The Hester award is far from the only case of greed out of control. It is now clear that the City, which has been lobbying hard against a weak government to ensure that any financial re-regulation is minimalist, believes that the way is now open to resume stratospheric remuneration and bonuses in the temple of Mammon. Barcap, the investment arm of Barclays, is now looking to exceed even last year’s record payments to Bob Diamond of £27m and Roger Jenkins allegedly £40m. Earlier this month Shell proposed £3.6m share awards to 5 top executives, including the chief executive van der Veer, even though the group had failed to meet the targets on which the payments were conditional. It raises two questions. Who decided these payments? And how can this slide into avarice be controlled?

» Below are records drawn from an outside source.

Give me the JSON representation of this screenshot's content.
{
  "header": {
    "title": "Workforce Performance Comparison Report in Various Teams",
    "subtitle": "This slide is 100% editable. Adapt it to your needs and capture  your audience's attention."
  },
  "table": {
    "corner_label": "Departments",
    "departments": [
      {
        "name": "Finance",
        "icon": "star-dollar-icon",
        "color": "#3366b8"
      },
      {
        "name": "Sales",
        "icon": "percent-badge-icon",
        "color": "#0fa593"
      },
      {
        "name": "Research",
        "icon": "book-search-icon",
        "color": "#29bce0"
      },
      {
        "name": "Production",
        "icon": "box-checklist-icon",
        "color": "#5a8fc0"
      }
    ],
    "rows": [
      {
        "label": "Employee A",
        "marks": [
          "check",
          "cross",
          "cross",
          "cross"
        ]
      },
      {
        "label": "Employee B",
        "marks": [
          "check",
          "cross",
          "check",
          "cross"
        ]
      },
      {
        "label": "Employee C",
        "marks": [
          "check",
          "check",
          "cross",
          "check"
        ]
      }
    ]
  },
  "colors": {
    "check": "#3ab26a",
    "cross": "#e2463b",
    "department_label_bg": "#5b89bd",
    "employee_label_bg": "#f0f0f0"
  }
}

The awards are decided by remuneration committees, basically the chief executive’s chums. Pay is still determined in Britain strictly along class lines. Working class wages are either at the mercy of the market or collectively bargained by a trade union, though Thatcher’s highly restrictive labour legislation has seriously weakened this power. Middle class salaries are fixed by individual contracts which can in some circumstances be more negotiable. Boardroom salaries are altogether a more intimate and cosy affair where pay hoists awarded by carefully picked members of the remuneration committee fraternity will of course be rewarded when their turn comes in the annual cycle of salary inflation. The Old Boys’ network not only survives, it has far bigger leverage than ever before. It is this rigged pay market that urgently needs reform. What Britain needs is the abandonment of this anachronistic class-based pay system, and its modernisation by pay scales based on agreed criteria that apply across the whole range of incomes from top to bottom.
How might that be done? A Pay Commission is needed to draw systematically on the substantial assemblage of data that already exists analysing incentives and their impact on human behaviour, and then to draw up broad weightings for the various bases for reward – organisational, technical and managerial capability, intellectual qualification, leadership skills, innovative working, to name but a few. On this basis broad guidelines could be constructed that would act as exemplars for pay determination acriss the whole organisation. They would not in any sense be binding, but gross discrepancies would have to be justified, either to colleagues representing all main grades brought together in an Enterprise Council, or, particularly in the case of top pay in the financial sector, to the regulatory authority.
Such a system will of course be bitterly resisted by those who worship at the altar of unlimited greed and who will accept no check other than self-regulation. But we have already had that system for 30 years and it has produced the biggest bust in market capitalism since the Great Depression. Half measures will not do, like recent suggestions to extend the period before bonuses could be claimed till 3 years or more (but that does not remove the recklessness in risk-taking), or institutional investors’ reluctance to sanction the more egregious examples of avarice (too arbitrary and infrequent), or imposing challenging conditions on massive incentive schemes (though even they fail, they are still often paid out). The tragedy however is that it requires a Government that is ready to stand up to the City, and neither New Labour nor the Tories will do any such thing – indeed they will both go to considerable lengths to block any such move. So, any support for bricking a few more windows like Sir Fred Goodwin’s at his home in Edinburgh?

One Response to “How do we make the City get it?”

  1. Eric Leach Says:

    I do so enjoy your blog. It reminds me that the Labour Party as originally conceived does still have a life.
    I’ve learnt over my years in large corporates and running my own business that the only simple test about ‘control’ is can you stop bad thngs happening. For Brown and the banks the answer quite clearly is ‘NO’.